Under our proposed framework, liquidity for mortgages that would expand access to affordable housing would be provided in a number of different ways. Among them are:

  • FHA and Ginnie Mae. Ginnie Mae would continue to securitize loans insured by the Federal Housing Administration, the Veterans Administration, and other agencies that are designed to promote affordable homeownership and mortgage financing for multifamily rental housing.
  • Affordable Housing Trust and Capital Magnet Funds. A fee levied on all MBS issues—unless found to unduly restrict the availability of investment capital for CMIs, which already would bear heavy public purpose and liquidity requirements—would support these funds created by legislation in 2008 to provide direct and credit subsidies for affordable housing.
  • Basic duty of broad access for all MBS issuers. CMIs and other MBS issuers would be required to provide broad access to affordable credit in all markets they served. A combination of quantitative and qualitative factors would be assessed to determine whether the duty to serve has been fulfilled.
  • Direct investment or “portfolio” activities of CMIs. As aforementioned, CMIs would be limited in the direct investments they could make to hold in portfolio and not securitize. But to fulfill their affirmative obligations to serve public purposes, including the provision of multifamily housing finance and other efforts to provide liquidity to underserved markets, certain investments which served a public purpose would be permissible for the CMIs—with the specific parameters and total amounts of these direct investments being articulated by the CMIs’ primary regulator.

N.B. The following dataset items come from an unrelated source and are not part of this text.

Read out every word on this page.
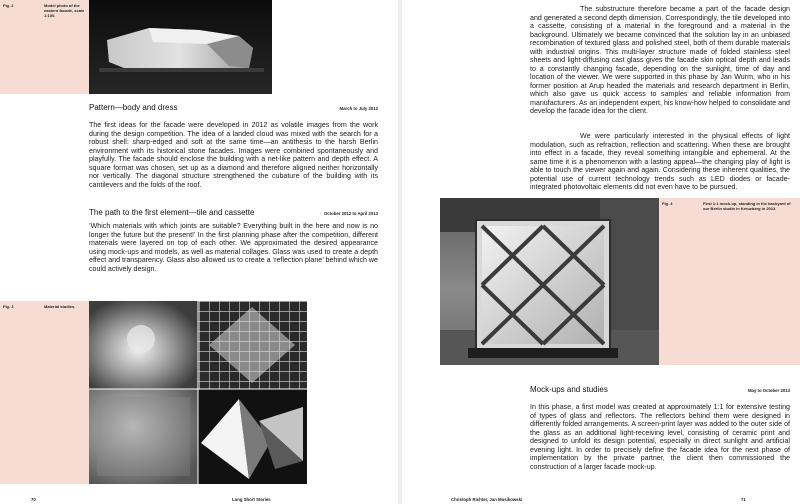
Fig. 2	Model photo of the eastern facade, scale 1:100.
Pattern—body and dress	March to July 2012

The first ideas for the facade were developed in 2012 as volatile images from the work during the design competition. The idea of a landed cloud was mixed with the search for a robust shell: sharp-edged and soft at the same time—an antithesis to the harsh Berlin environment with its historical stone facades. Images were combined spontaneously and playfully. The facade should enclose the building with a net-like pattern and depth effect. A square format was chosen, set up as a diamond and therefore aligned neither horizontally nor vertically. The diagonal structure strengthened the cubature of the building with its cantilevers and the folds of the roof.

The path to the first element—tile and cassette	October 2012 to April 2013

’Which materials with which joints are suitable? Everything built in the here and now is no longer the future but the present!’ In the first planning phase after the competition, different materials were layered on top of each other. We approximated the desired appearance using mock-ups and models, as well as material collages. Glass was used to create a depth effect and transparency. Glass also allowed us to create a ‘reflection plane’ behind which we could actively design.

Fig. 3	Material studies.
70	Long Short Stories

The substructure therefore became a part of the facade design and generated a second depth dimension. Correspondingly, the tile developed into a cassette, consisting of a material in the foreground and a material in the background. Ultimately we became convinced that the solution lay in an unbiased recombination of textured glass and polished steel, both of them durable materials with industrial origins. This multi-layer structure made of folded stainless steel sheets and light-diffusing cast glass gives the facade skin optical depth and leads to a constantly changing facade, depending on the sunlight, time of day and location of the viewer. We were supported in this phase by Jan Wurm, who in his former position at Arup headed the materials and research department in Berlin, which also gave us quick access to samples and reliable information from manufacturers. As an independent expert, his know-how helped to consolidate and develop the facade idea for the client.

We were particularly interested in the physical effects of light modulation, such as refraction, reflection and scattering. When these are brought into effect in a facade, they reveal something intangible and ephemeral. At the same time it is a phenomenon with a lasting appeal—the changing play of light is able to touch the viewer again and again. Considering these inherent qualities, the potential use of current technology trends such as LED diodes or facade-integrated photovoltaic elements did not even have to be pursued.

Fig. 4	First 1:1 mock-up, standing in the backyard of our Berlin studio in Kreuzberg in 2013.
Mock-ups and studies	May to October 2013

In this phase, a first model was created at approximately 1:1 for extensive testing of types of glass and reflectors. The reflectors behind them were designed in differently folded arrangements. A screen-print layer was added to the outer side of the glass as an additional light-receiving level, consisting of ceramic print and designed to unfold its design potential, especially in direct sunlight and artificial evening light. In order to precisely define the facade idea for the next phase of implementation by the private partner, the client then commissioned the construction of a larger facade mock-up.

Christoph Richter, Jan Musikowski	71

Better protection of taxpayers against loss

Under our proposed framework, taxpayers would be far better protected against risk of loss than in the past. Specifically:

  • Limited government guarantee. The government guarantee would be explicit and only apply to MBS issued by the CMIs. There would be no guarantee of the CMIs’ debt or equity.
  • Government backing would be offered only for securities backed by loans that are deemed to be safe and sustainable. Eligible loans must have known risk characteristics, and be safe and sustainable.
  • New Taxpayer Protection Insurance Fund. A small fee would be levied on each new MBS offering made by the CMIs to fund a reserve held by the Treasury that would buttress the capital reserve requirements of the CMIs.
  • Robust risk oversight of both CMIs and other MBS issuers. The level playing field also reduces risk of taxpayer exposure. With competitors also subject to a consistent regime of risk regulation, the CMIs and their regulator would not be pressured to allow them to assume higher risks to chase market share.
  • Limited portfolio activities. A substantial portion of the losses currently being borne by the GSEs result from loans and MBS they purchased for their own portfolios, which until the onset of the current financial crisis served as major profit centers. Limiting the direct investment activities of the CMIs to those that serve public purposes would rein in their potential losses accordingly.